Written by Sarah Murphy, TE Instructional Coach
Four months ago, I signed up to participate in the Houston Avon Walk for Breast Cancer. I signed up to raise funds to support an end to a devastating disease as well as walk a total of 39.3 miles in 2 days. Taking on this challenge was exciting! In my head, it was also incredibly manageable. I mean, it’s walking…something that I do each day. Still, I recognized that I would be walking a marathon in one day, a feat which, legend has it, killed the first person on record to do so. Similar to a first year teacher’s journey, I made sure to think about the required training. This feat was going to require a lot of grit and endurance…but I knew the hard work would bring great rewards. Thus, I made sure to think about the required training in order to make those supporting me-financially and emotionally 🙂 -proud the day of the walk!
As soon as the confirmation email popped up in my inbox, indicating that I had indeed committed to this walk and raising these funds, I downloaded the training materials provided by the Avon Walk for Breast Cancer.
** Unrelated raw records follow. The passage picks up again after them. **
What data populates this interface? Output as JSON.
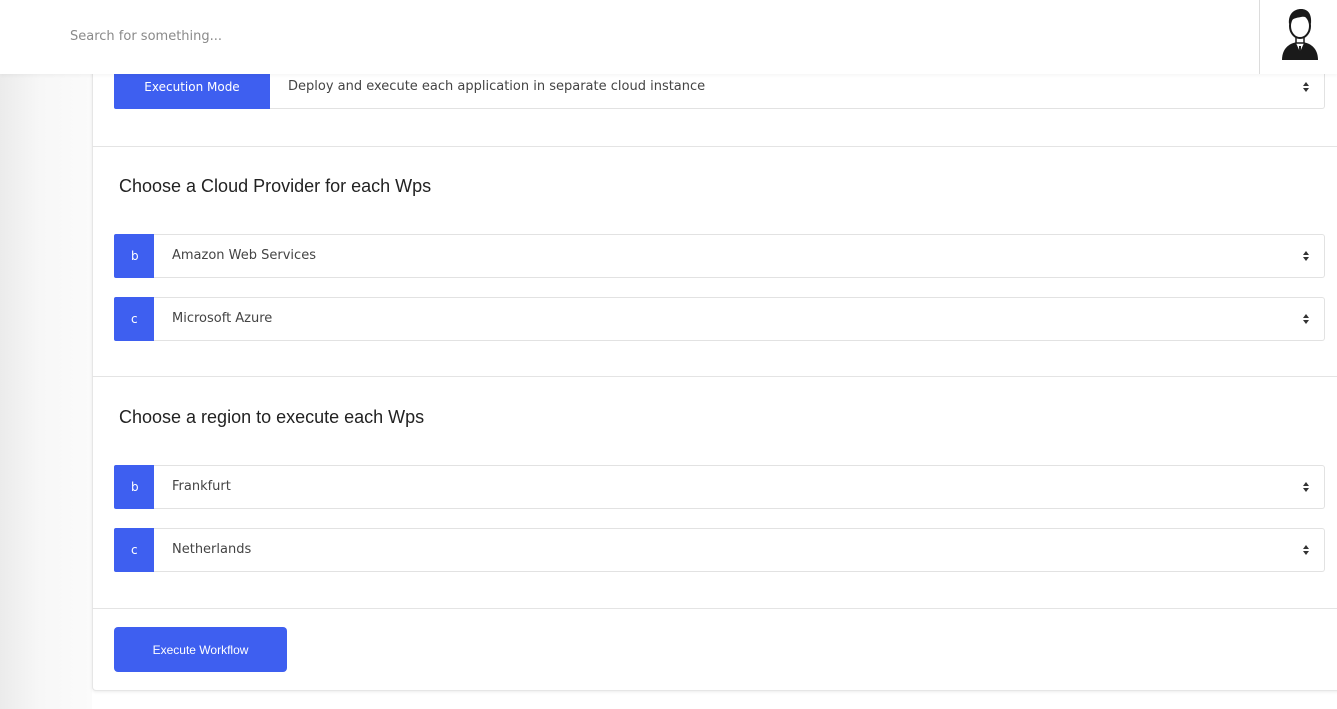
{
  "search": {
    "placeholder": "Search for something..."
  },
  "header": {
    "avatar_icon": "user-avatar-icon"
  },
  "execution_mode": {
    "label": "Execution Mode",
    "value": "Deploy and execute each application in separate cloud instance"
  },
  "cloud_provider": {
    "heading": "Choose a Cloud Provider for each Wps",
    "rows": [
      {
        "tag": "b",
        "value": "Amazon Web Services"
      },
      {
        "tag": "c",
        "value": "Microsoft Azure"
      }
    ]
  },
  "region": {
    "heading": "Choose a region to execute each Wps",
    "rows": [
      {
        "tag": "b",
        "value": "Frankfurt"
      },
      {
        "tag": "c",
        "value": "Netherlands"
      }
    ]
  },
  "actions": {
    "execute_label": "Execute Workflow"
  },
  "colors": {
    "accent": "#3e5ff0"
  }
}
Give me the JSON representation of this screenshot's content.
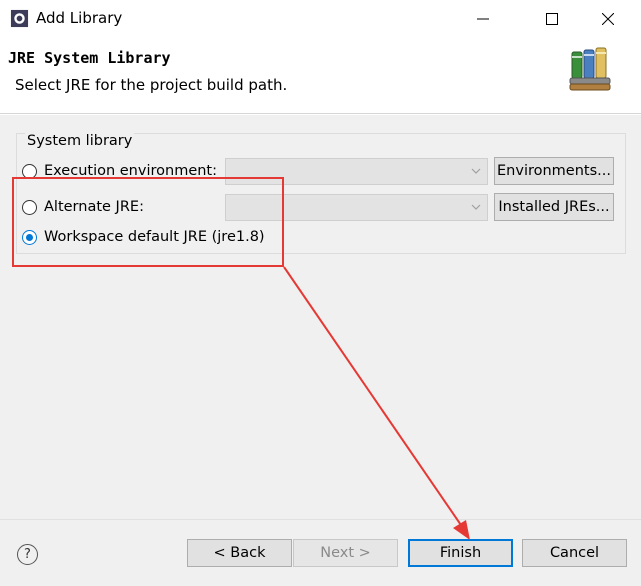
{
  "window": {
    "title": "Add Library",
    "app_icon": "eclipse-icon",
    "controls": {
      "minimize_icon": "minimize-icon",
      "maximize_icon": "maximize-icon",
      "close_icon": "close-icon"
    }
  },
  "header": {
    "title": "JRE System Library",
    "description": "Select JRE for the project build path.",
    "icon": "library-books-icon"
  },
  "system_library": {
    "group_label": "System library",
    "options": [
      {
        "label": "Execution environment:",
        "selected": false,
        "combo_value": "",
        "button": "Environments..."
      },
      {
        "label": "Alternate JRE:",
        "selected": false,
        "combo_value": "",
        "button": "Installed JREs..."
      },
      {
        "label": "Workspace default JRE (jre1.8)",
        "selected": true
      }
    ]
  },
  "footer": {
    "help_icon": "help-icon",
    "back": "< Back",
    "next": "Next >",
    "finish": "Finish",
    "cancel": "Cancel"
  },
  "colors": {
    "accent": "#0078d7",
    "annotation": "#e53935",
    "panel": "#f0f0f0"
  }
}
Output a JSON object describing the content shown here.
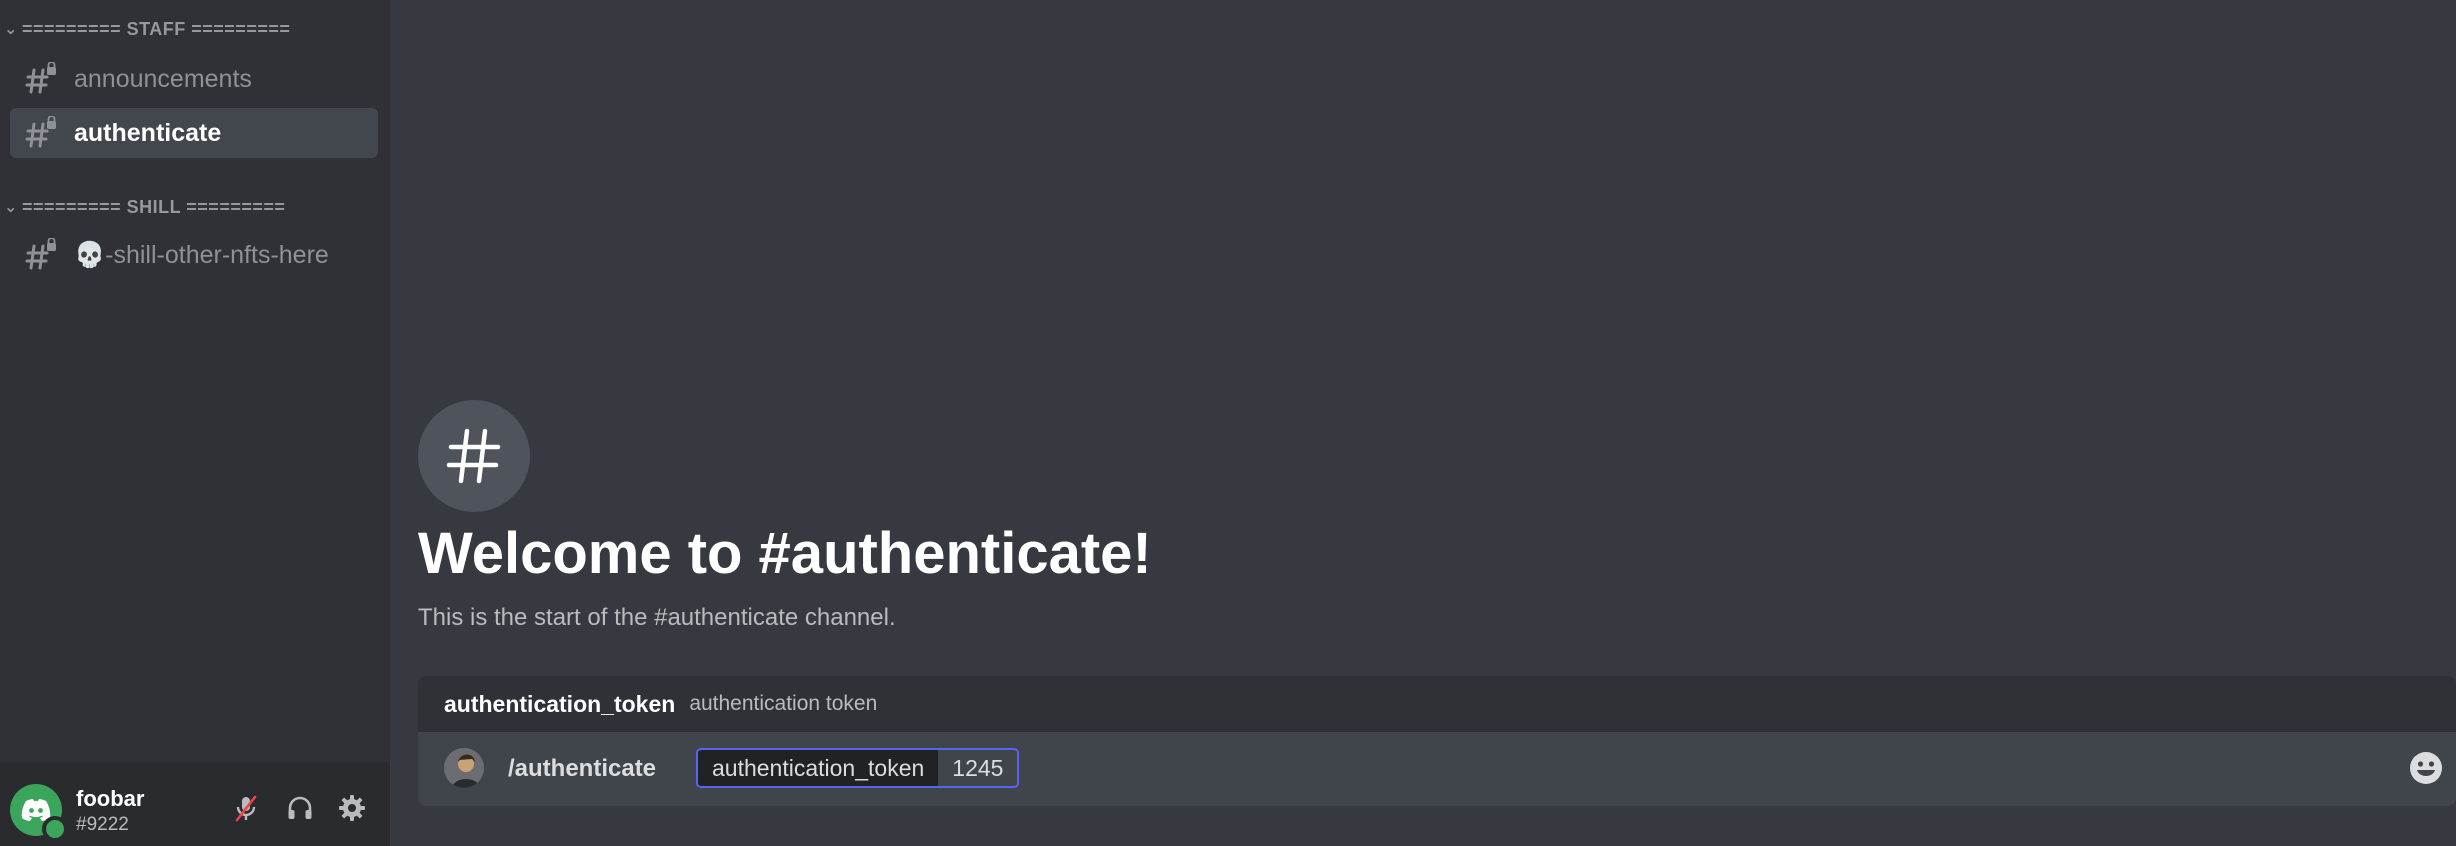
{
  "sidebar": {
    "categories": [
      {
        "label": "========= STAFF =========",
        "channels": [
          "announcements",
          "authenticate"
        ]
      },
      {
        "label": "========= SHILL =========",
        "channels": [
          "💀-shill-other-nfts-here"
        ]
      }
    ],
    "active_channel": "authenticate"
  },
  "user": {
    "name": "foobar",
    "tag": "#9222",
    "status": "online"
  },
  "main": {
    "welcome_title": "Welcome to #authenticate!",
    "welcome_sub": "This is the start of the #authenticate channel."
  },
  "command": {
    "option_name": "authentication_token",
    "option_desc": "authentication token",
    "name": "/authenticate",
    "param_label": "authentication_token",
    "param_value": "1245"
  },
  "icons": {
    "channel": "locked-hash-icon",
    "mute": "mic-muted-icon",
    "deafen": "headphones-icon",
    "settings": "gear-icon",
    "emoji": "emoji-icon"
  },
  "colors": {
    "accent": "#5865f2",
    "online": "#3ba55c",
    "sidebar_bg": "#2f3136",
    "main_bg": "#36393f"
  }
}
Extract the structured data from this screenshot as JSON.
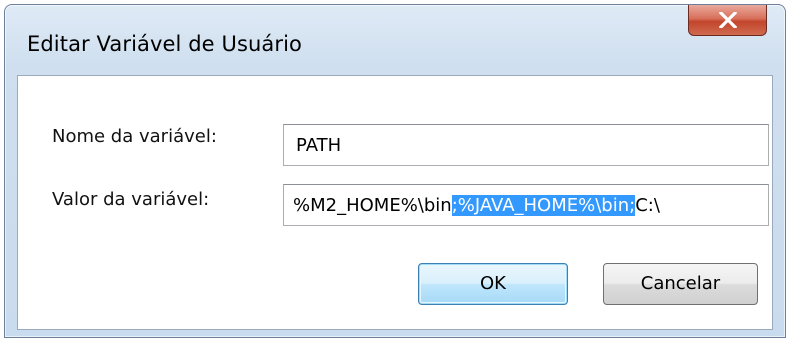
{
  "window": {
    "title": "Editar Variável de Usuário",
    "close_icon": "close-icon"
  },
  "form": {
    "name_label": "Nome da variável:",
    "name_value": "PATH",
    "value_label": "Valor da variável:",
    "value_prefix": "%M2_HOME%\\bin",
    "value_selected": ";%JAVA_HOME%\\bin;",
    "value_suffix": "C:\\"
  },
  "buttons": {
    "ok_label": "OK",
    "cancel_label": "Cancelar"
  },
  "colors": {
    "selection": "#3399ff",
    "close_button": "#c2452c",
    "window_frame": "#cfdfef"
  }
}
Best. Decision. Ever. The training schedule provided suggestions for daily walks and workouts as well as distances for each week. I was not a strict devotee to the regimen provided. When it came to walking during the week, I was lucky if I got in one walk on a weekday. However, the weekends were a time, from January to April, when my boyfriend and I would set out into the city of Houston and walk. Another… Best. Decision. Ever. Preparing to walk the walk through these multi-mile journeys made me aware of the aches that sprang up, the fatigue which set in, and the amount of time needed to successfully complete particular distances. I was ready. I thought.
The day of the walk arrived. The training, walking in a multitude of temperatures and terrains, had led to this moment, huddled excitedly before dawn with hundreds of other walkers in Stude Park. Videos of those impacted by breast cancer and their inspirational and heartbreaking stories set the tone for the day and energized us as we prepared to walk. And walk we did. Pink-swathed walkers wound their way through the streets of Houston, trekking 26.2 miles on Saturday and 13.1 miles on Sunday. During the many of hours of walking, I had ample time to enjoy the glorious, breezy weather, soak in the joy, smiles, and goodies from cheer stations and passing cars, and think. I thought of the end of the walk and the excitement it would bring. I thought of the current pain and frustration experienced by my feet. I thought of how grateful I was to have trained, how grateful I was for beautiful weather, and how grateful I was for rest stations with clean restrooms, hand sanitizer, and snacksJ All of the training I had received had prepared me for this task, and I still could not have anticipated how rewarding, exhausting, mentally and physically draining, and demanding it would be. And I loved every minute of it.
My journey in training for the Avon Walk for Breast Cancer and completing those 39.3 miles of walking is a journey which I directly connect to teaching. Dennis Hong writes that teaching is the job which the general populous views as ‘easy’ since we have all seen teaching. We have all been taught. However, the real, true craft of teaching is perfected through mastering a plethora of skills, skills which will not be easily adaptable for many who set foot in a classroom. Much like the Avon Walk, teaching brings continuous unexpected challenges, since students are the focus of the classroom, and students carry a multitude of needs and gaps. Due to the gaps of our students and the importance of closing those gaps, training and preparation must be tip top for those entering the field of teaching.
Teaching Excellence provides intensive summer training, geared towards preparing teachers for the taxing schedule of being a classroom teacher every day of the year. This time of focused, realistic preparation offers one support for novice teachers preparing to instruct students and shape minds. The training cannot end during the summer time, however. While my training walks were a wonderful preparation for the marathon and a half, I needed coaching during the walk itself. I needed reminders of the progress I was making, celebrating each mile marker as it came. I needed time to reboot and hydrate, and I needed encouragement in the form of smiles, claps, and ‘good jobs!’ from those along the way. If I had only trained ahead of time and had none of the ‘on the walk’ support, I would not have finished the walk. I would have let down my support system, and I would have let down myself. Teacher training must mirror this model. Following the intense preparation during the summer months, Teaching Excellence provides all teachers with coaching throughout the year, coaching aimed at highlighting strengths and identifying areas for growth, support and encouragement for the strength to do a job which can feel impossible. Yet, with the right support, the impossible can be achieved. Progress towards proficient teaching can be made, and students can sit in a classroom full of purpose, rigor, and positivity. It doesn’t happen overnight-many steps must be taken to reach that place. But few journeys are more worthwhile than the one which leads to a world where all students have an excellent teacher.